In his recent guest editorial (Another View, March 17), Jonathan McKane, insurance industry ally and former Newcastle legislator, disagreed with Les Fossel (Maine Voices, March 11) that “we have tried everything else” to manage health care costs and should now embrace universal health care. McKane asserts that we should adopt a market-driven approach, as exemplified by Public Law 90, enacted by the Legislature in 2011 – which, McKane modestly omits, he sponsored.

McKane recalls community rating and guaranteed issue laws of the 1990s meant to help older and unhealthy Mainers facing unaffordable premiums or denial of coverage.

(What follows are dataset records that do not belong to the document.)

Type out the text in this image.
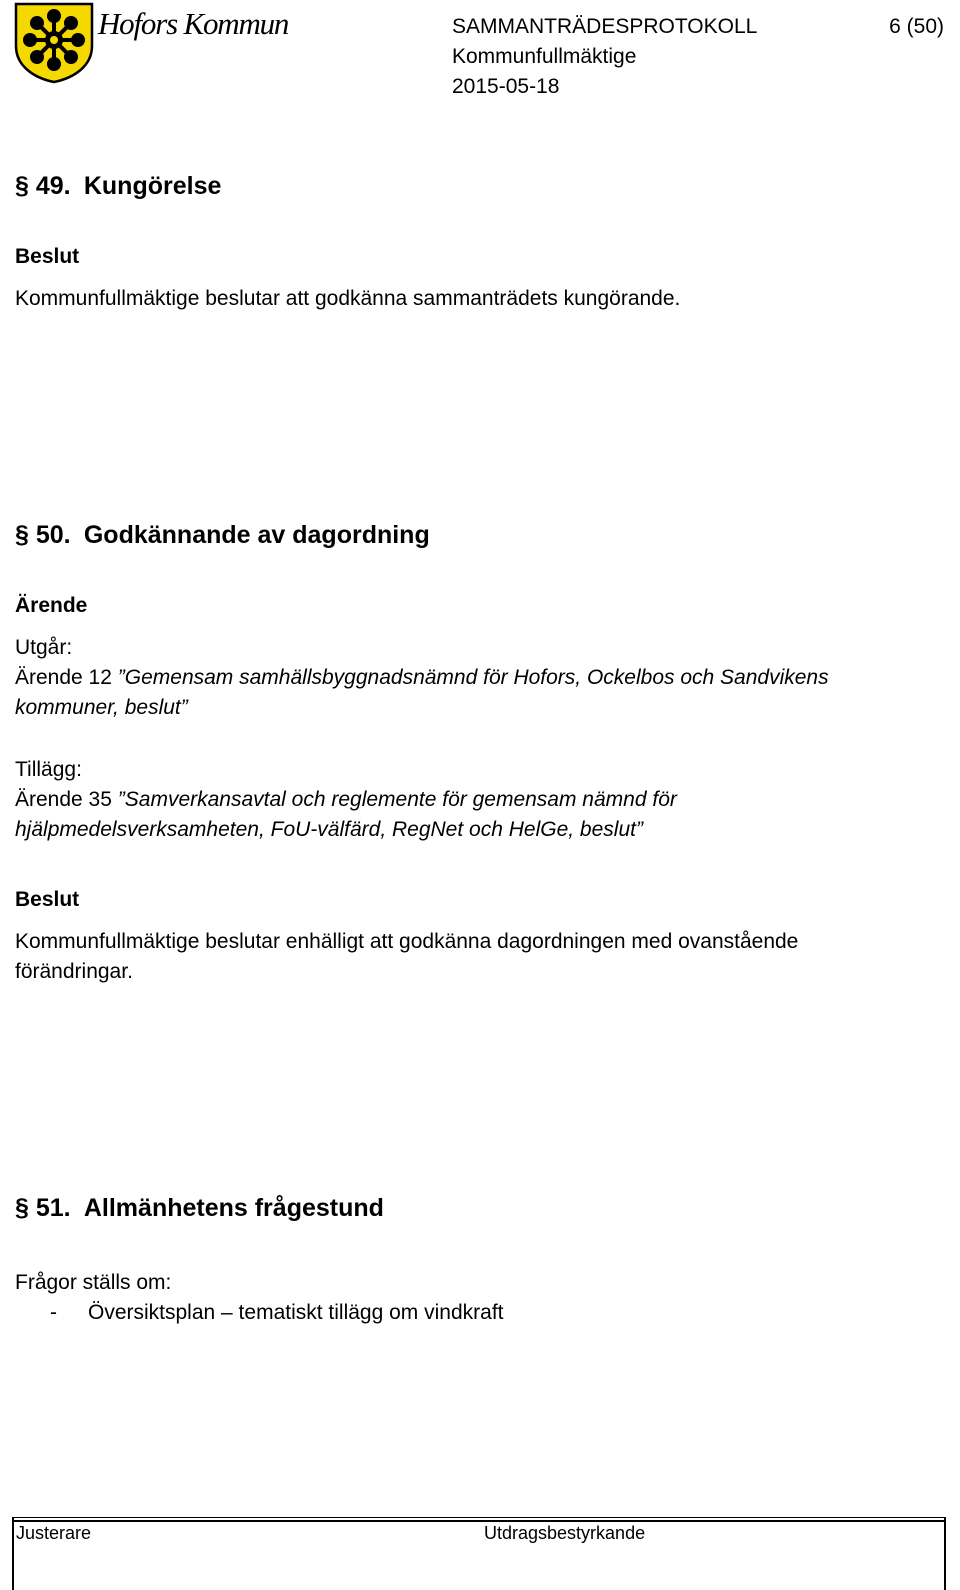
Hofors Kommun	SAMMANTRÄDESPROTOKOLL	6 (50)
Kommunfullmäktige
2015-05-18
§ 49. Kungörelse
Beslut
Kommunfullmäktige beslutar att godkänna sammanträdets kungörande.
§ 50. Godkännande av dagordning
Ärende
Utgår:
Ärende 12 ”Gemensam samhällsbyggnadsnämnd för Hofors, Ockelbos och Sandvikens
kommuner, beslut”
Tillägg:
Ärende 35 ”Samverkansavtal och reglemente för gemensam nämnd för
hjälpmedelsverksamheten, FoU-välfärd, RegNet och HelGe, beslut”
Beslut
Kommunfullmäktige beslutar enhälligt att godkänna dagordningen med ovanstående
förändringar.
§ 51. Allmänhetens frågestund
Frågor ställs om:
- Översiktsplan – tematiskt tillägg om vindkraft
Justerare	Utdragsbestyrkande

But those reforms exposed insurers to “less than favorable results for the carriers in the market,” in the words of a Milliman, Inc., report commissioned by America’s Health Insurance Plans, an industry lobbyist.

This caused a “death spiral,” an actuary’s epithet that McKane resurrects from the Milliman report.

The Milliman report recounts that these reforms caused premium hikes, enrollment reductions (the “death spiral”) and the exodus of individual health insurance carriers from Maine; hence, the insurance market’s “death.” The implicit conclusion: Guaranteed issue and community rating should be rejected to “stabilize the insurance marketplace and provide consumers more choice and access to coverage.”

McKane credits PL 90 with lowering premiums, reducing deductibles and encouraging policy enrollment, declaring, “it worked.” PL 90 “worked” for the health insurance industry, but it didn’t work for Mainers, particularly those whose risk status raised their premiums up to 80 percent: older people, rural Mainers and small-group policy holders whose renewals decreased. “More (younger, healthier) people entered the insurance market,” but the percentage of uninsured Mainers increased.

Maine health care consumers have no “choice” when prices are negotiated between rapacious insurance carriers and providers. There’s no “choice” for you or your employer when confronted by high-deductible plans or preferred provider organizations or when you merely can’t afford health insurance.

Real choice is provided by a single-payer, universal risk pool/practitioner/institution-participating program.